Saat harapan nyaris padam, datanglah sosok tak terduga.

Resi Gantarajaya, lelaki tua berjubah kelam dengan tongkat cemara tua, mendatangi Akademi dengan langkah pelan namun pasti. Ia bukan sekadar guru padepokan biasa — tak hanya sebagai mantan pelindung keluarga raja, dia juga adalah mantan pengarsip Éra tingkat tinggi, pernah menjadi tangan kanan Pendeta Agung sebelum memilih menghilang dari dunia.

"Anak ini... tidak besar dari darah, tapi besar dari tekad," ucapnya lantang di hadapan para tetua Akademi.

"Berikan dia kesempatan. Dunia akan menyesal jika mengabaikannya."

Tinta bercahaya di atas kulit rusa mengikat nasib Raka dengan dunia baru. Namun bahkan saat gerbang terbuka, tidak semua menyambut dengan tangan terbuka. Sebagian mata menatap dengan hormat, sebagian lagi dengan kecemasan dan kewaspadaan.

Setelah pendaftaran, Dwiwana membuka gerbang ujian aji pokok bertahap.

Bukan sekadar mengukur kekuatan, tetapi membedah jiwa hingga ke lapisan terdalam. Inilah Ujian aji pokok dwiwana.

Ujian awal Pena dan Pedang

Tertulis: Menguji sejauh mana mereka memahami dunia.

Praktik: Menguji sejauh mana dunia memahami mereka.

Dan tahap ke tiga akan menjadi ujian penentu yang diputuskan oleh petinggi dwiwana.


Ujian tertulis

Tahap pertama bukanlah ujian kekuatan, melainkan ujian pikiran.

Di bawah langit terbuka, di tengah pelataran luas yang dikelilingi oleh batu-batu penanda Éra, ratusan calon peserta duduk bersila di hadapan meja batu kasar. Tak ada atap yang menaungi mereka—hanya langit, sebagai saksi dari apa yang akan ditimbang hari itu: kecakapan nalar, bukan otot.
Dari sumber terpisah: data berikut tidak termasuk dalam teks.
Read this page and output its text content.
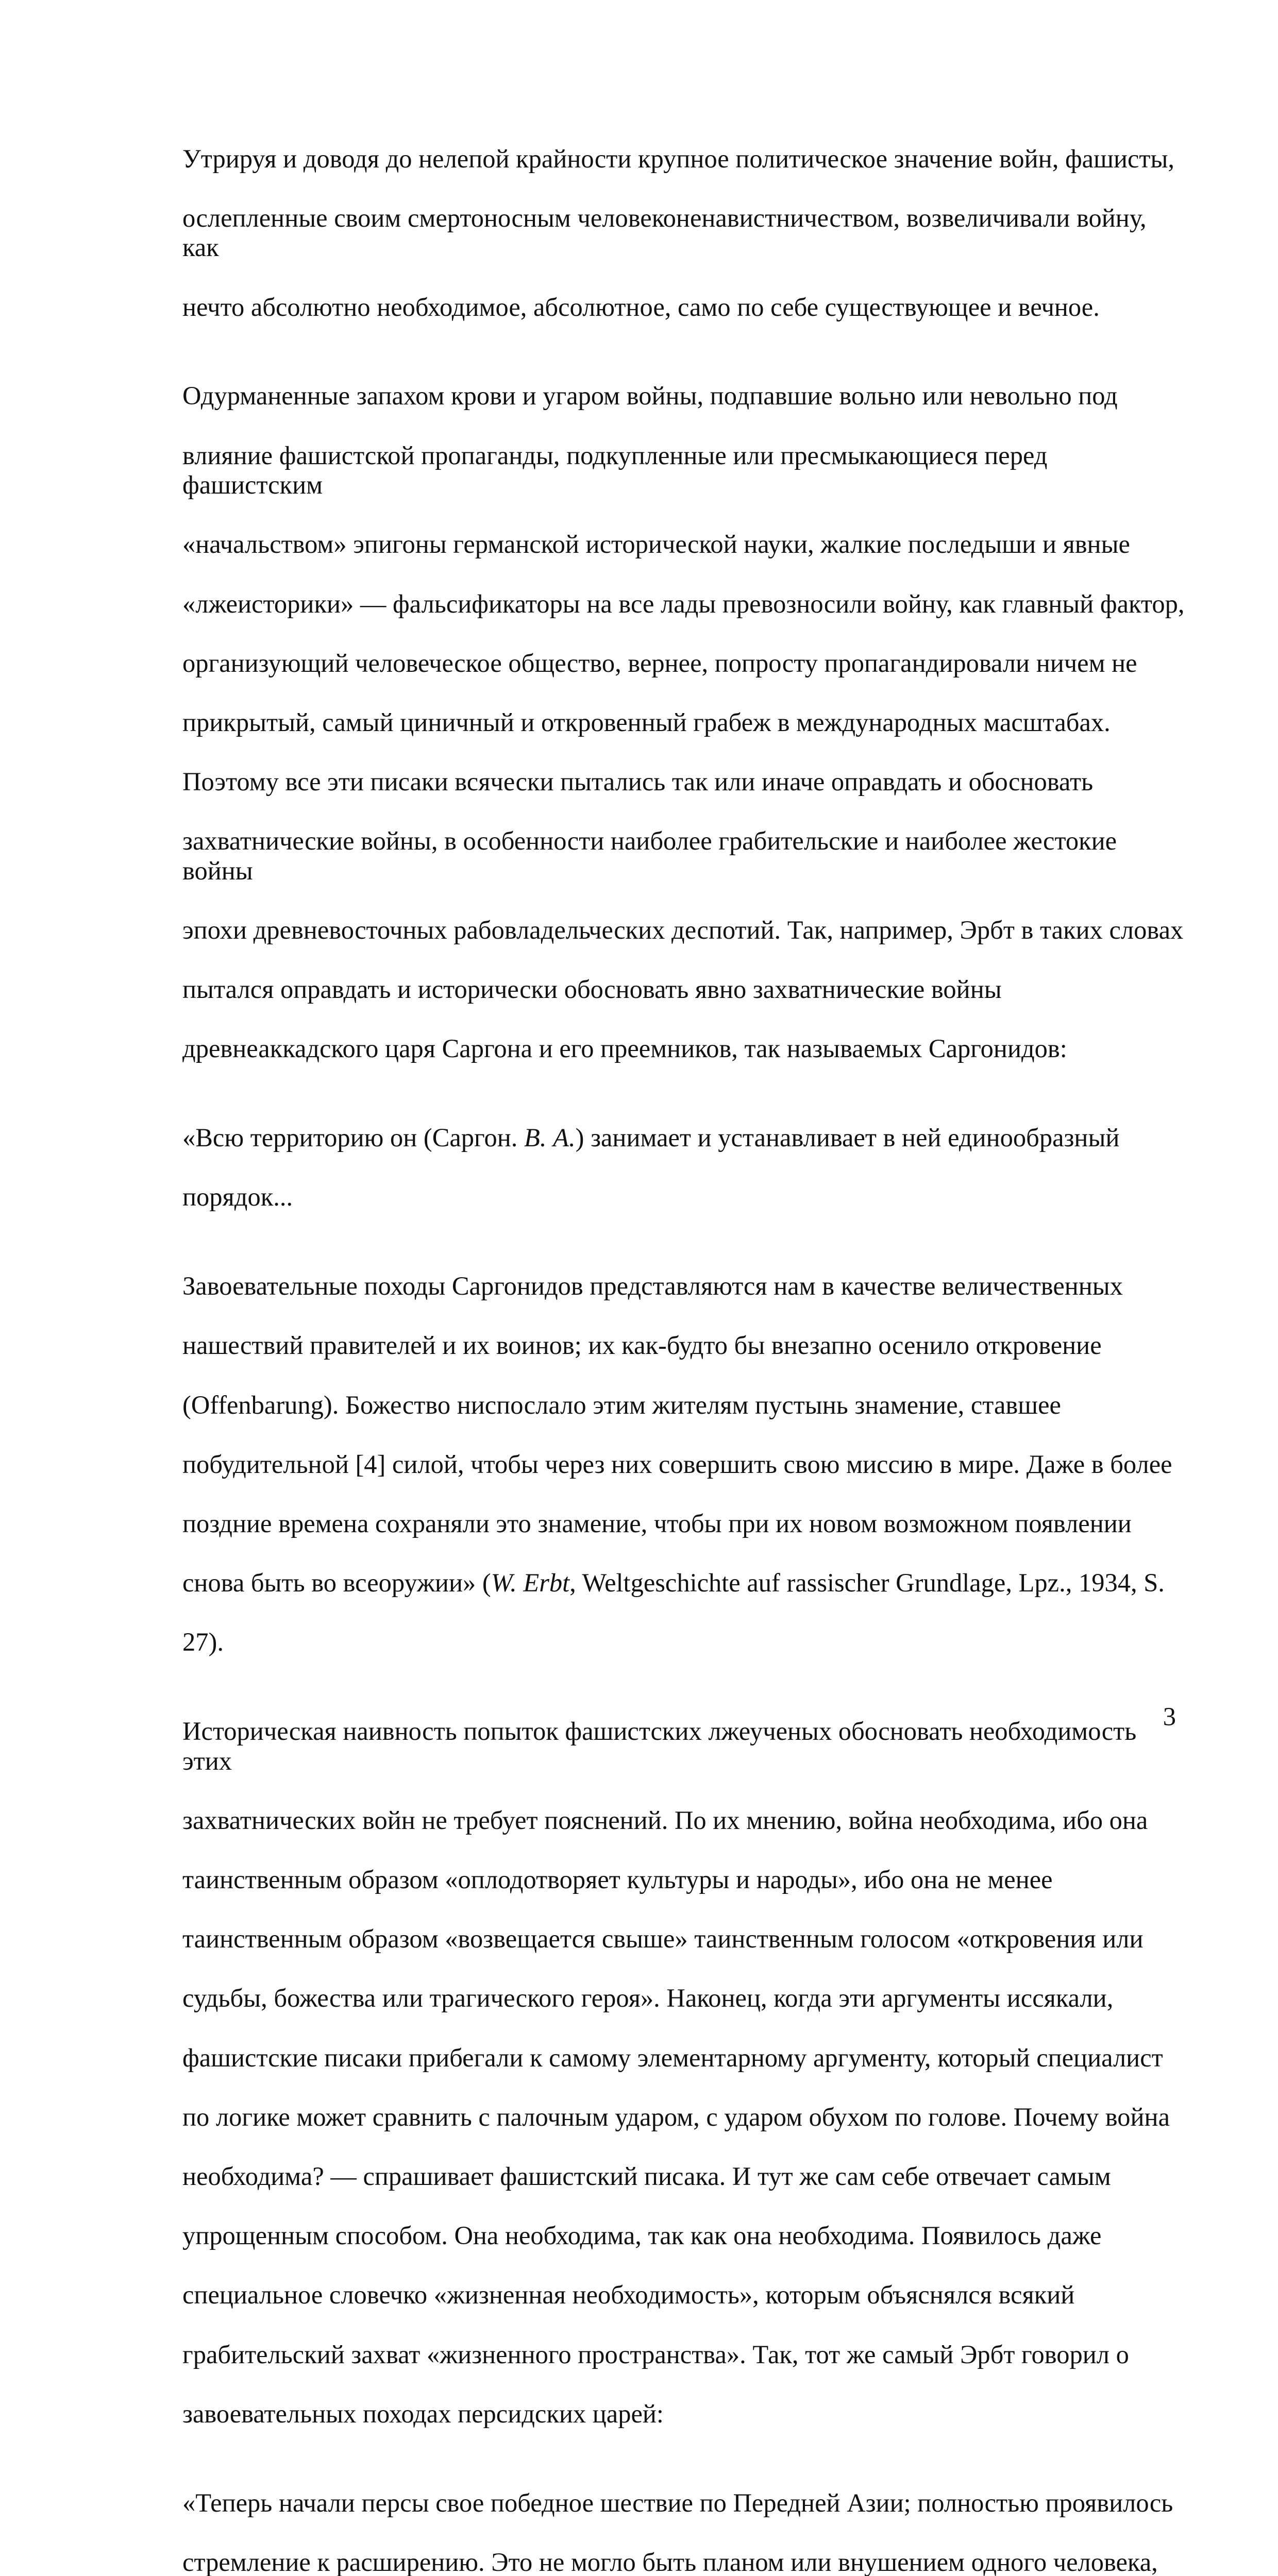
Утрируя и доводя до нелепой крайности крупное политическое значение войн, фашисты,

ослепленные своим смертоносным человеконенавистничеством, возвеличивали войну, как

нечто абсолютно необходимое, абсолютное, само по себе существующее и вечное.

Одурманенные запахом крови и угаром войны, подпавшие вольно или невольно под

влияние фашистской пропаганды, подкупленные или пресмыкающиеся перед фашистским

«начальством» эпигоны германской исторической науки, жалкие последыши и явные

«лжеисторики» — фальсификаторы на все лады превозносили войну, как главный фактор,

организующий человеческое общество, вернее, попросту пропагандировали ничем не

прикрытый, самый циничный и откровенный грабеж в международных масштабах.

Поэтому все эти писаки всячески пытались так или иначе оправдать и обосновать

захватнические войны, в особенности наиболее грабительские и наиболее жестокие войны

эпохи древневосточных рабовладельческих деспотий. Так, например, Эрбт в таких словах

пытался оправдать и исторически обосновать явно захватнические войны

древнеаккадского царя Саргона и его преемников, так называемых Саргонидов:

«Всю территорию он (Саргон. В. А.) занимает и устанавливает в ней единообразный

порядок...

Завоевательные походы Саргонидов представляются нам в качестве величественных

нашествий правителей и их воинов; их как-будто бы внезапно осенило откровение

(Offenbarung). Божество ниспослало этим жителям пустынь знамение, ставшее

побудительной [4] силой, чтобы через них совершить свою миссию в мире. Даже в более

поздние времена сохраняли это знамение, чтобы при их новом возможном появлении

снова быть во всеоружии» (W. Erbt, Weltgeschichte auf rassischer Grundlage, Lpz., 1934, S.

27).

Историческая наивность попыток фашистских лжеученых обосновать необходимость этих

захватнических войн не требует пояснений. По их мнению, война необходима, ибо она

таинственным образом «оплодотворяет культуры и народы», ибо она не менее

таинственным образом «возвещается свыше» таинственным голосом «откровения или

судьбы, божества или трагического героя». Наконец, когда эти аргументы иссякали,

фашистские писаки прибегали к самому элементарному аргументу, который специалист

по логике может сравнить с палочным ударом, с ударом обухом по голове. Почему война

необходима? — спрашивает фашистский писака. И тут же сам себе отвечает самым

упрощенным способом. Она необходима, так как она необходима. Появилось даже

специальное словечко «жизненная необходимость», которым объяснялся всякий

грабительский захват «жизненного пространства». Так, тот же самый Эрбт говорил о

завоевательных походах персидских царей:

«Теперь начали персы свое победное шествие по Передней Азии; полностью проявилось

стремление к расширению. Это не могло быть планом или внушением одного человека,

3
Goresan pena dari bulu garuda langka menari di atas lembaran aksara Éra—sejenis kertas suci yang hanya bisa ditulis dengan tinta Éra, disuling dari sari bunga Amreta dan darah lintah langit. Setiap huruf bukan sekadar tulisan, tetapi aliran makna yang bisa bergetar dalam kesadaran pembacanya.